Las cartas llegaban a Cuba a los tres meses de haberse enviado, frecuentemente conteniendo chiclets Adams y cuchillas Gillette. Los primeros habían desaparecido del mapa con el fin de la relación comercial; y las segundas habían sido remplazadas por hojas checas o soviéticas, conocidas desde temprano como “lágrimas de hombre” por su seguro impacto facial, sobre todo en barbas duras y cerradas, y de agua caliente en palangana.
En el otro extremo está el ingreso por la Aduana de “gusanos”, rapeados, envueltos en celofán conteniendo esa bisutería diversa llamada pacotilla incluidos los artefactos eléctricos. No solo cargaban los familiares y amigos, sino también unos personajes nuevos llamados “mulas”.
Estos emergieron en los vuelos de los 90, durante el llamado Período Especial, cuando se legalizó “la moneda del enemigo” y los cubanos pudieron tener sin susto o cárcel a patriotas con bucles como George Washington, Alexander Hamilton y Benjamín Franklin.
Recuerdo aquel diciembre de 2013 cuando se alcanzó la cifra de 471,994 viajeros cubanos o cubano-americanos, con perspectivas de llegar a los 520,000 al cierre del año, un récord en el que los vuelos procedentes de Miami eran los principales. (Los que salían de Los Ángeles se autorizaron 1999 y los de Tampa en 2011).

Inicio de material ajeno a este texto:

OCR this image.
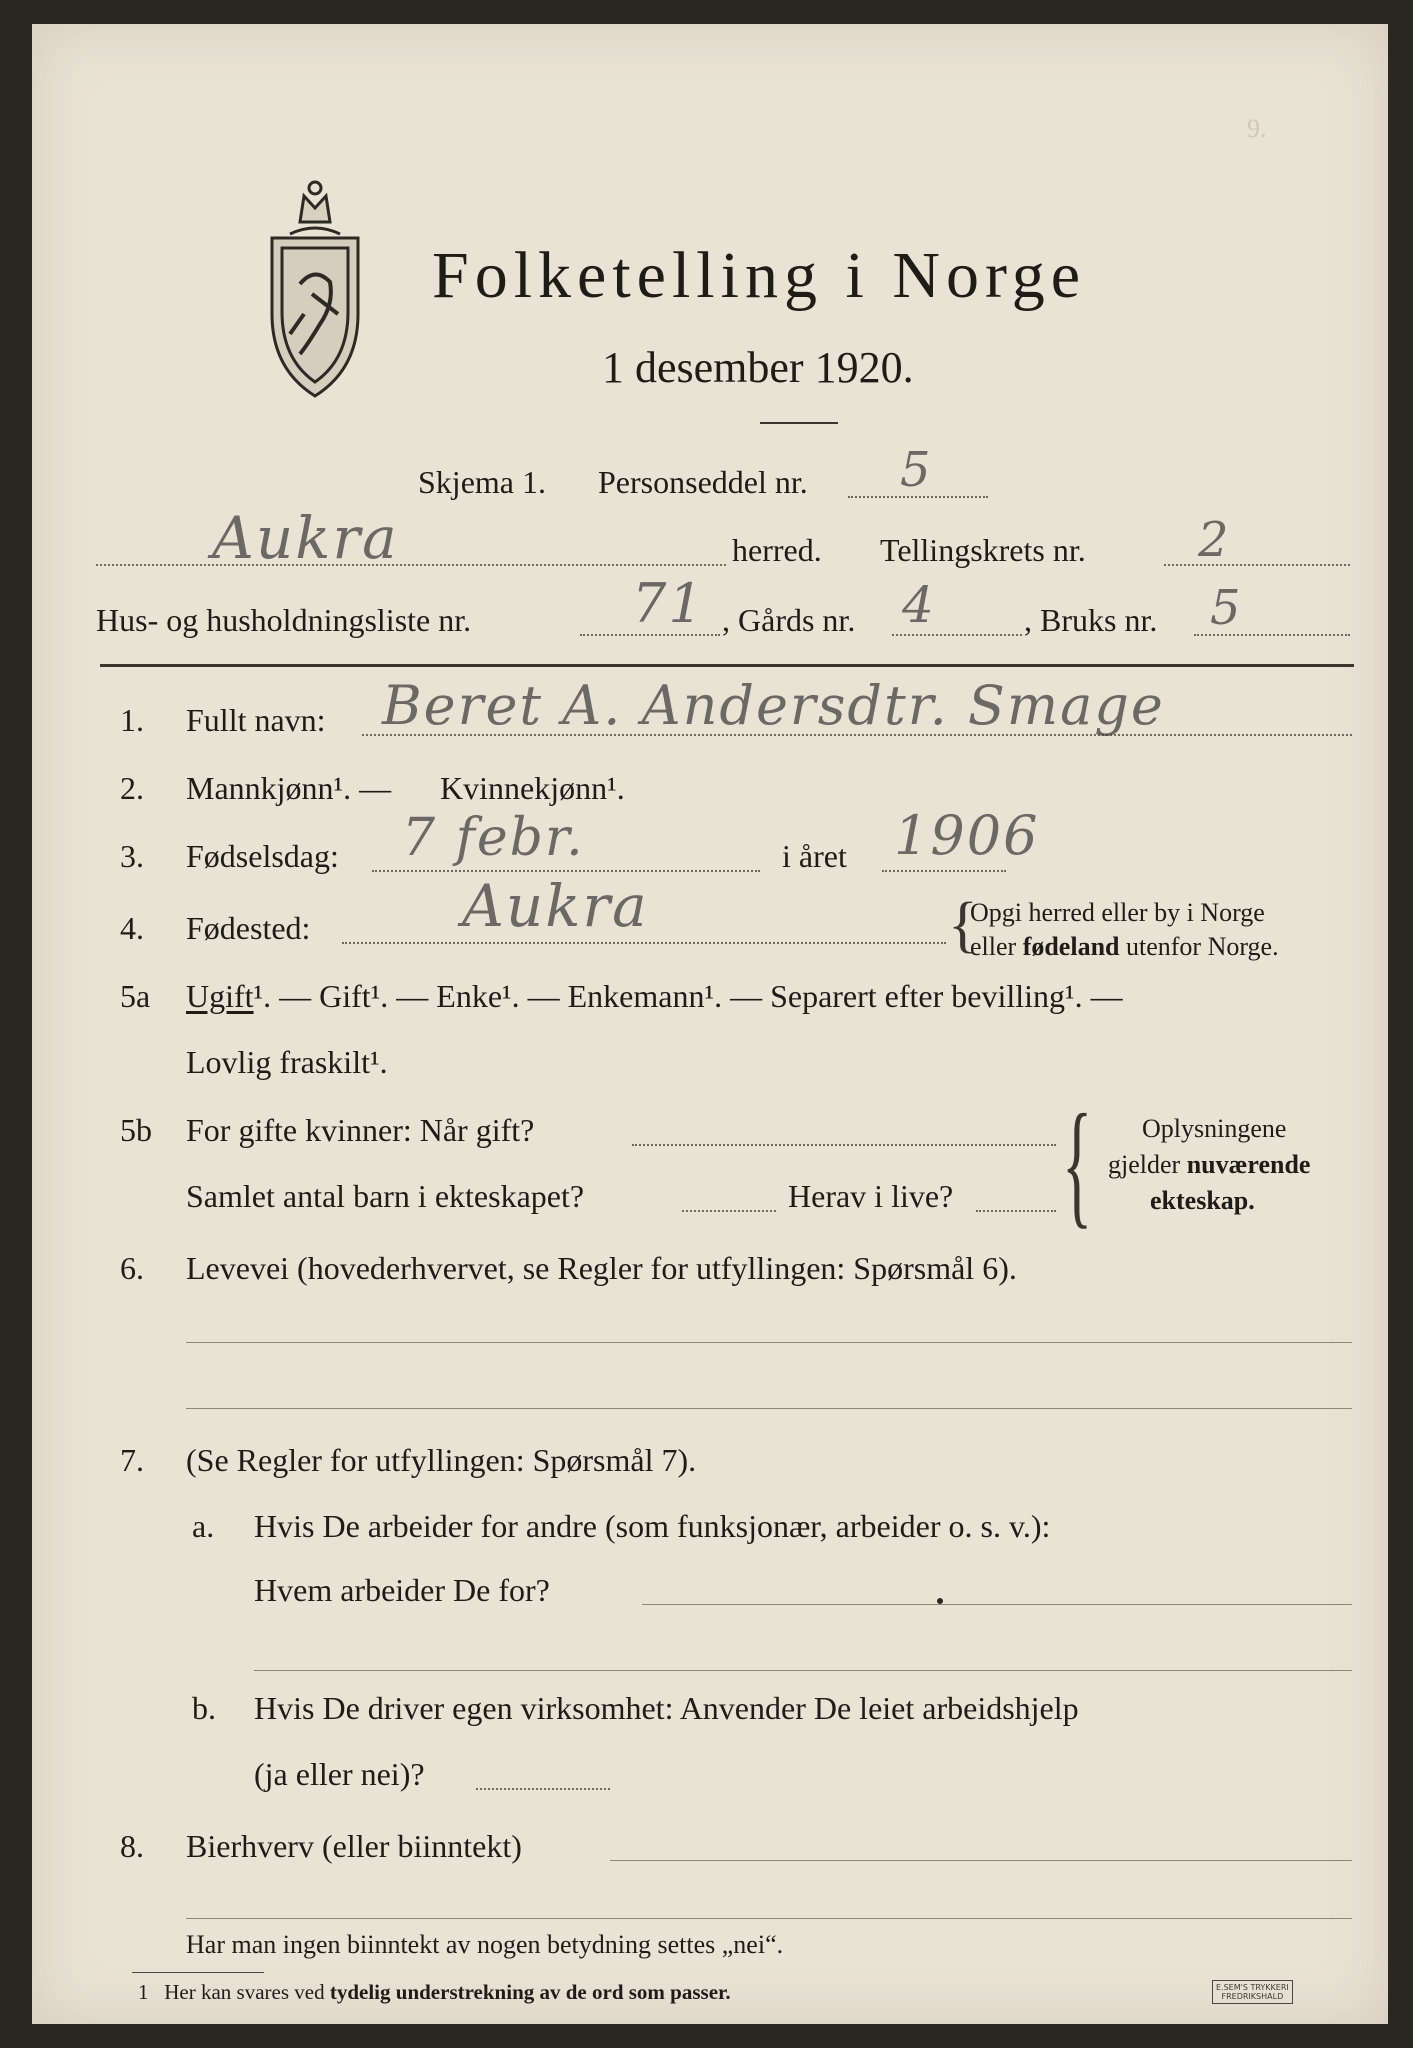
9.
Folketelling i Norge
1 desember 1920.
Skjema 1. Personseddel nr. 5
Aukra	herred. Tellingskrets nr. 2
Hus- og husholdningsliste nr.	71 , Gårds nr. 4	, Bruks nr. 5
1. Fullt navn: Beret A. Andersdtr. Smage
2. Mannkjønn¹. — Kvinnekjønn¹.
3. Fødselsdag: 7 febr.	i året 1906
4. Fødested:	Aukra	{
Opgi herred eller by i Norge
eller fødeland utenfor Norge.
5a Ugift¹. — Gift¹. — Enke¹. — Enkemann¹. — Separert efter bevilling¹. —
Lovlig fraskilt¹.
5b For gifte kvinner: Når gift?
Samlet antal barn i ekteskapet?	Herav i live? { Oplysningene
gjelder nuværende
ekteskap.
6. Levevei (hovederhvervet, se Regler for utfyllingen: Spørsmål 6).
7. (Se Regler for utfyllingen: Spørsmål 7).
a. Hvis De arbeider for andre (som funksjonær, arbeider o. s. v.):
Hvem arbeider De for?
b. Hvis De driver egen virksomhet: Anvender De leiet arbeidshjelp
(ja eller nei)?
8. Bierhverv (eller biinntekt)
Har man ingen biinntekt av nogen betydning settes „nei“.
1 Her kan svares ved tydelig understrekning av de ord som passer.	E.SEM'S TRYKKERI
FREDRIKSHALD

Además, habían viajado más de 97,000 estadounidenses con las correspondientes licencias del Departamento del Tesoro, para un total de 569,232 personas.
No era un dato cualquiera: Estados Unidos se convertía en el segundo polo emisor de viajeros a Cuba, solo superados por Canadá (1,105,729 turistas según la Oficina Nacional de Estadísticas, ONEI), pero por encima de Inglaterra (149,515), Alemania (115,984), Francia (96,640) e Italia (95,542).
Por otra parte, también se produjo un boom de Cuba a Miami, resultado de dos factores: la nueva política migratoria cubana, vigente desde enero de 2013, y el incremento de las visas de no emigrantes otorgadas en la Embajada de Estados Unidos en La Habana.
Más de 30,000 cubanos visitaron EEUU durante ese año fiscal, incluyendo la nueva variante de entradas múltiples por un período de cinco años, dato que sin embargo dejaba a la sombra las negativas por presunción de emigrante, abrumadoras a ojo de buen cubero dentro de ese edificio moderno de abundante cristalería, muy cerca del cual hay un parque –el de frente a la funeraria Rivero– bautizado como si fuera un muro del Medio Oriente: “el Parque de las Lamentaciones”.
Estadísticas de la Dirección de Inmigración y Extranjería (DIE) señalaron entonces que un tercio de los cubanos que habían salido del país entre enero y noviembre se habían dirigido a Estados Unidos, seguidos por México y España.
A Miami o a La Habana se llega en un vuelo de apenas 45 minutos, con el pelo mojado si uno comete el disparate de lavarse la cabeza en el baño del Aeropuerto Internacional “José Martí”. Algo caracterizaba entonces y todavía caracteriza a esos vuelos charters: son los más caros del Universo considerando la distancia y el pago del sobrepeso; por completo distintos a las normas vigentes en las líneas aéreas norteamericanas, donde un maletín de mano o una dentadura postiza carecen de relevancia alguna en la báscula. Para colmo, las malas lenguas, esas que siempre existen, les llamaban “los vuelos del Vaticano” porque solo Dios sabía cuándo aterrizaban.
Después sobrevinieron otros vuelos. Y otra historia.